Theseus: Towards High-Efficiency Wafer-Scale Chip Design Space Exploration for Large Language Models

The emergence of the large language model~(LLM) poses an exponential growth of demand for computation throughput, memory capacity, and communication bandwidth. Such a demand growth has significantly surpassed the improvement of corresponding chip designs. With the advancement of fabrication and integration technologies, designers have been developing Wafer-Scale Chips(WSCs) to scale up and exploit the limits of computation density, memory capacity, and communication bandwidth at the level of a single chip. Existing solutions have demonstrated the significant advantages of WSCs over traditional designs, showing potential to effectively support LLM workloads. Despite the benefits, exploring the early-stage design space of WSCs for LLMs is a crucial yet challenging task due to the enormous and complicated design space, time-consuming evaluation methods, and inefficient exploration strategies.

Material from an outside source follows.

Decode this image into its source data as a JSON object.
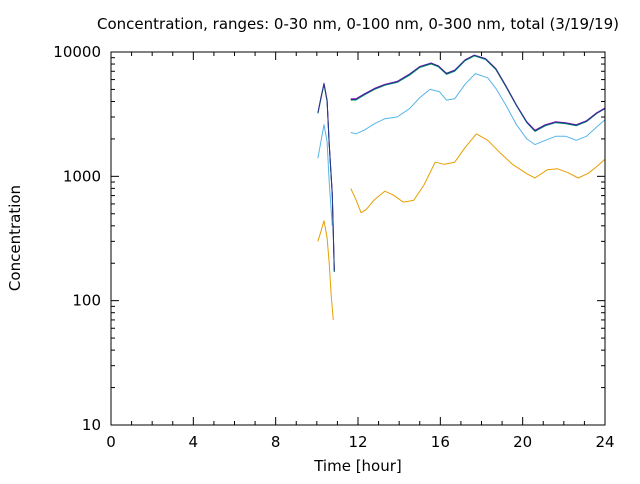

To address these challenges, we propose Theseus, an efficient WSC design space exploration framework for LLMs. We construct the design space of WSCs with various constraints considering the unique characteristics of WSCs. We propose efficient evaluation methodologies for large-scale NoC-based WSCs and introduce multi-fidelity Bayesian optimization to efficiently explore the design space. Evaluation results demonstrate the efficiency of Theseus that the searched Pareto optimal results outperform GPU cluster and existing WSC designs by up to 62.8%/73.7% in performance and 38.6%/42.4% in power consumption for LLM training, while improving up to 23.2$\times$ and 15.7$\times$ for the performance and power of inference tasks. Furthermore, we conduct case studies to address the design tradeoffs in WSCs and provide insights to facilitate WSC designs for LLMs.